J Ryan's 1970 Sportster custom bobber
This is a 1970 ironhead chopper and ratrod aptly named The Kwakster. The bike looks old, but make no mistake, it is a fresh build. Its rough tough, and dirty as J Ryan intended it.
It is inspired by the raw awesomeness of the flattrack and baordtrack bikes. The motor is mostly rebuilt with a complete top end bored .040" over with forged pistons. J Ryan completely rebuilt the cam chest with all new bushings, and shims, and installed high performance P-cams. The bike is pretty darn quick. Ryan went through the transmission, and put all new clutches as well. bike is hardly broken in, he put under 200 miles on it since. completely rebuilt the kicker with all new gears and bushings. The kick works very good. The bike has working electric start as well (thou he never uses it), with brand new jack shaft gear. brand new solid state voltage regulator, new gel battery, new brushes in the generator, and a complete rewire.
The bike uses no key, only a hidden very high quality, rubber sealed, made in the U.S.A. on-off switch. The carburetor on this bike is a retro-fitted, Italian made Dellorto. Its a very premium expensive carb. simelar to a round-slide Mikuni, but with an accelerator pump. The oil tank is a 60's Mercedes coolant over flow tank that Ryan converted with an old Triumph gas cap. It works perfectly. Made out of brass, these things look really cool polished up as well, but keeping with the ratty theme Ryan decided to leave the original patina. The bike has all new oil lines, an oil cooler, and an oil filter mounted to the front motor mount. The vintage brass fire extinguisher under the seat is one of Ryan's trade marks. Its now a tool box to house the necessary tools that any vintage bike should have on it (as demonstrated in video).

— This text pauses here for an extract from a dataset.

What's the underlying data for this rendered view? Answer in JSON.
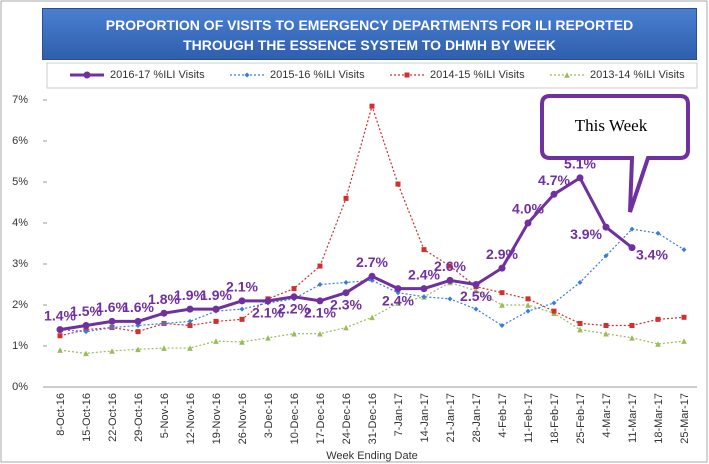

The hardtail is a K-model style tig welded with the continuous loop around the axle plates which is way better, and cooler looking in. It is quite a bit more expensive than your standard hardtail as well. The exhaust Ryan custom made out of aluminized steel j-bend header tubing. The gas tank might be from a 70's enduro. This feature really throws people for a loop. The tank has no rust inside. The seat is off of a 60's Sears brand bike, very cool. Its very springy, and for those long rides it has a nice thick gel seat cover. The wheels are straight with a new set of Bridgestone t/w tires, and tubes. they are all-terrain tires, very well suited for road, and look killer.
The handlebars are two-peice with wrapped hockey tape for grips. There is no brake lever on the bars. That's because Ryan fabricated a dual-action brake pedal to operates both the front (hydraulic disc), and rear (drum) brakes. Ryan did this because he hates having a big ol' brake cylinder muckin up a cool set of handlebars. The mechanism is fully adjustable, in either direction. For normal braking you always want to lead with the rear brake. Thats how Ryan has it set now. When braking normally its mostly rear with a little front, but if you push harder it will stop on a dime, utilizing the full capabilities of the front brake and rear brake. The tail light is an early 70's old XS650 blinker that Ryan gutted, and refitted dual filament lighting. Both brake and running lights work well. The points cover is a blinker lens. Due to the heat, and its vintage nature it has cracked, so you might need a new one soon. The battery box Ryan fabricated out of some angle iron, and covered it with a cool vintage (antique) TN licence plate.
This is one of Ryan's favorite bikes, and he's sure it would take home some trophies at your local bike show. It is mechanically sound, and ready for a new home.